How To Stratify Your Clients
At Kinesis, we work with clients to structure a stratification document (usually a spreadsheet) so that the unique identifier (discrete projects or clients) is in the left column, and factors weighed flow out to the right. These right-handed columns will look different for every business – but for many Kinesis clients, they can often be broken down into the following categories:
- Financial return: Revenue (likely annual average), Profitability (assuming you have cost data per project / client), Future revenue potential (some indicator of whether you perceive future business), Risk (for contingent projects in particular), etc.
- Cultural alignment: Does the client align with your values, mission and vision? Do they value you as a partner – i.e. trust the expertise you bring to the table?
- Relationship dynamics: Do you have access to the right stakeholders? How difficult is it to create consensus?
- Market dynamics: Based on what you know / can project about fluctuations in the market place, is this type of work representative of a growing industry and therefore opportunity? Contracting?

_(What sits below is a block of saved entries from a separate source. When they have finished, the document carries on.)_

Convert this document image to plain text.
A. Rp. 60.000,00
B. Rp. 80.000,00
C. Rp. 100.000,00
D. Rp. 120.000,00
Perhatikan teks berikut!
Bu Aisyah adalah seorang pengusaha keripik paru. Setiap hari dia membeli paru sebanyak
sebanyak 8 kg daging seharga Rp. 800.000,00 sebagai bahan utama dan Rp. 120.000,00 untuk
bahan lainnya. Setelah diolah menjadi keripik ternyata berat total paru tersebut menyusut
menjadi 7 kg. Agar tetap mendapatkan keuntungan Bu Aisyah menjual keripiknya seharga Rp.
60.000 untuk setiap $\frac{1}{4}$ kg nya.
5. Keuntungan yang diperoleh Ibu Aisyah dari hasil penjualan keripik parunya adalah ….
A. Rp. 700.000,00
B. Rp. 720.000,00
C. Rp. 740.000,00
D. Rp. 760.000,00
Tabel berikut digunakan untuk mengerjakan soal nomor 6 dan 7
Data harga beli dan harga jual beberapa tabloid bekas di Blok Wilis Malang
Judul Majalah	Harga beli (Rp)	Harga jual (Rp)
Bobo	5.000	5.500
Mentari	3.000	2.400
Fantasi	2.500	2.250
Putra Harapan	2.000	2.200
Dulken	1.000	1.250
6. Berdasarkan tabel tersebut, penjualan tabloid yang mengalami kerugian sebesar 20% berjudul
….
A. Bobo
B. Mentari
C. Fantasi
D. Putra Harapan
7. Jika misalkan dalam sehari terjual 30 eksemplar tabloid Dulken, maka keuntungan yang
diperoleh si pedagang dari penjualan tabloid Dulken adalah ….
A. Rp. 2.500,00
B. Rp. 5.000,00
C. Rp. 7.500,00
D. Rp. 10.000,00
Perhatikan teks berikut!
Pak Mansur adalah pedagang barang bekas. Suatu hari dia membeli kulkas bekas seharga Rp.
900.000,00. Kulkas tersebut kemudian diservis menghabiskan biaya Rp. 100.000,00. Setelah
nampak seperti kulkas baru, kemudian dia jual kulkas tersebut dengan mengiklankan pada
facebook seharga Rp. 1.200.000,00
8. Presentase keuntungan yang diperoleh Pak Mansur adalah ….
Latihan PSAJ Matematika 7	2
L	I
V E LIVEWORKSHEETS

Unsure?
- Strategic categories: Is this type of work an area we want to expand into (i.e. new deliverable, new industry, new client type)?
- Quality of work: Does your team find this project or client compelling and interesting? Is this the type of work that gets you excited? Is this the type of work that will help to attract the best job candidates? Conversely, which projects / clients are more of a PITA (pain in the ass)?
In addition to honing in on what type of work your company wants to be known for, this stratification exercise can help you to identify the best work for you – and ultimately go after those projects / clients. An ideal future state is one where you’re able to "cherry pick" the best work based on your understanding of fit. This stratification also allows you to look at the current portfolio of work qualitatively and think about how to raise the collective "fit" of your client / project base.
This takes work, and can sometimes be uncomfortable. It requires a willingness to make hard decisions and part ways with wrong-fit customers. But as you continually shave off the bottom 20% causing pain, your top 20% of clients get better and better – and soon you’ll free up enough resources to serve your top customers even better, and attract more of them.
In other words, you’ll be in a position to throw out those old scarves you never enjoyed wearing anyway, making room for something more meaningful - a wardrobe that elevates and inspires you to be your best self.